Ficheiro de citações bibliográficas sobre a obra de Fernando Pessoa

Quimera

«Uma vez caído neste abismo de desalento, julgaríamos que o poeta só teria o refúgio da semi-inconsciência em que o tédio se adelgaça até quase não doer [...]. Mas a poesia de Fernando Pessoa tem outra face, esta heróica, em que se procura superar o tédio pela intuição dum destino supra-individual. É a poesia da Mensagem. Em Campos e na Mensagem surpreendemos a oscilação dum mesmo espírito entre a desistência e o sonho a que se chama fé. Campos vê na sua melancolia a melancolia de um povo que teve um Império e o perdeu, ficando sem objecto para a sua ânsia e até sem forças para desejar. «Pertenço a um género de Portugueses / Que depois de estar a Índia descoberta / Ficaram sem trabalho» [...].

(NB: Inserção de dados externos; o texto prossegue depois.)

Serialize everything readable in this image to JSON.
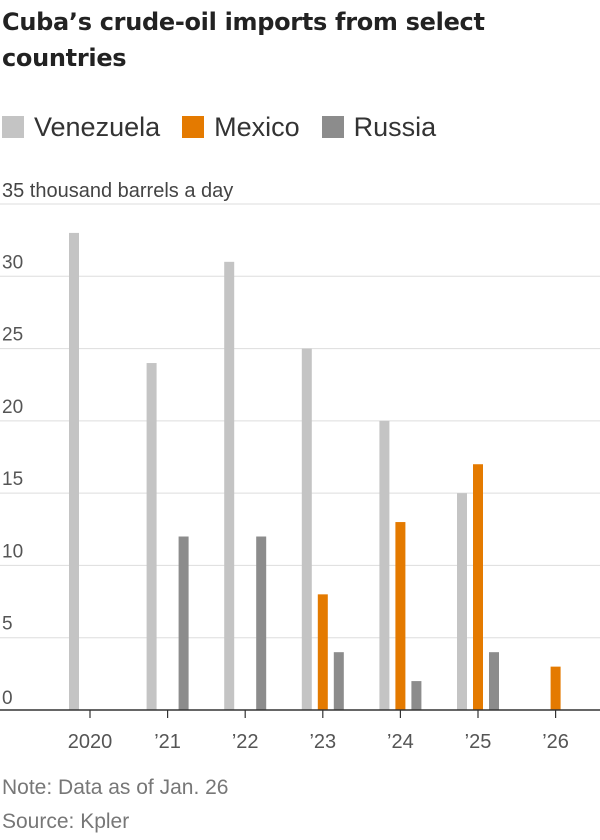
{
  "chart_data": {
    "type": "bar",
    "title": "Cuba’s crude-oil imports from select countries",
    "unit_label": "thousand barrels a day",
    "categories": [
      "2020",
      "’21",
      "’22",
      "’23",
      "’24",
      "’25",
      "’26"
    ],
    "series": [
      {
        "name": "Venezuela",
        "color": "#c4c4c4",
        "values": [
          33,
          24,
          31,
          25,
          20,
          15,
          0
        ]
      },
      {
        "name": "Mexico",
        "color": "#e47a00",
        "values": [
          0,
          0,
          0,
          8,
          13,
          17,
          3
        ]
      },
      {
        "name": "Russia",
        "color": "#8c8c8c",
        "values": [
          0,
          12,
          12,
          4,
          2,
          4,
          0
        ]
      }
    ],
    "ylim": [
      0,
      35
    ],
    "yticks": [
      0,
      5,
      10,
      15,
      20,
      25,
      30,
      35
    ],
    "grid": true,
    "legend_position": "top-left"
  },
  "notes": {
    "note": "Note: Data as of Jan. 26",
    "source": "Source: Kpler"
  }
}
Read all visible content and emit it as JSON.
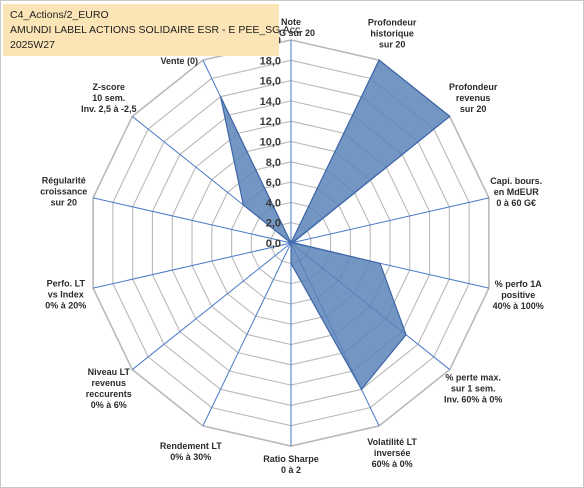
{
  "title_lines": [
    "C4_Actions/2_EURO",
    "AMUNDI LABEL ACTIONS SOLIDAIRE ESR - E PEE_SG Acc",
    "2025W27"
  ],
  "chart_data": {
    "type": "radar",
    "r_range": [
      0,
      20
    ],
    "r_ticks": [
      "0,0",
      "2,0",
      "4,0",
      "6,0",
      "8,0",
      "10,0",
      "12,0",
      "14,0",
      "16,0",
      "18,0",
      "20,0"
    ],
    "grid": true,
    "axes": [
      {
        "label": "Note\nESG sur 20",
        "value": 0.0
      },
      {
        "label": "Profondeur\nhistorique\nsur 20",
        "value": 20.0
      },
      {
        "label": "Profondeur\nrevenus\nsur 20",
        "value": 20.0
      },
      {
        "label": "Capi. bours.\nen MdEUR\n0 à 60 G€",
        "value": 0.2
      },
      {
        "label": "% perfo 1A\npositive\n40% à 100%",
        "value": 9.0
      },
      {
        "label": "% perte max.\nsur 1 sem.\nInv. 60% à 0%",
        "value": 14.5
      },
      {
        "label": "Volatilité LT\ninversée\n60% à 0%",
        "value": 16.0
      },
      {
        "label": "Ratio Sharpe\n0 à 2",
        "value": 2.0
      },
      {
        "label": "Rendement LT\n0% à 30%",
        "value": 0.0
      },
      {
        "label": "Niveau LT\nrevenus\nreccurents\n0% à 6%",
        "value": 0.0
      },
      {
        "label": "Perfo. LT\nvs Index\n0% à 20%",
        "value": 0.0
      },
      {
        "label": "Régularité\ncroissance\nsur 20",
        "value": 0.0
      },
      {
        "label": "Z-score\n10 sem.\nInv. 2,5 à -2,5",
        "value": 6.0
      },
      {
        "label": "Momentum\nAchat (20) /\nVente (0)",
        "value": 16.0
      }
    ],
    "series_fill": "#5b84b8",
    "series_stroke": "#3f66a8",
    "grid_color": "#b9b9b9",
    "spoke_color": "#4a7ac8"
  }
}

A Índia que o poeta busca, bem o sabe, só há dentro dele. O Longe a que aspira não passa duma quimera: «Viajar ainda é viajar e o longe está sempre onde esteve - / Em parte nenhuma, graças a Deus!» Mas se o poeta afirmar, num desafio quixotesco, a realidade da quimera? Porque não será mais real o que só existe dentro da alma?»
Jacinto do Prado Coelho. Diversidade e Unidade em Fernando Pessoa. Lisboa: Verbo, 1973, p. 127.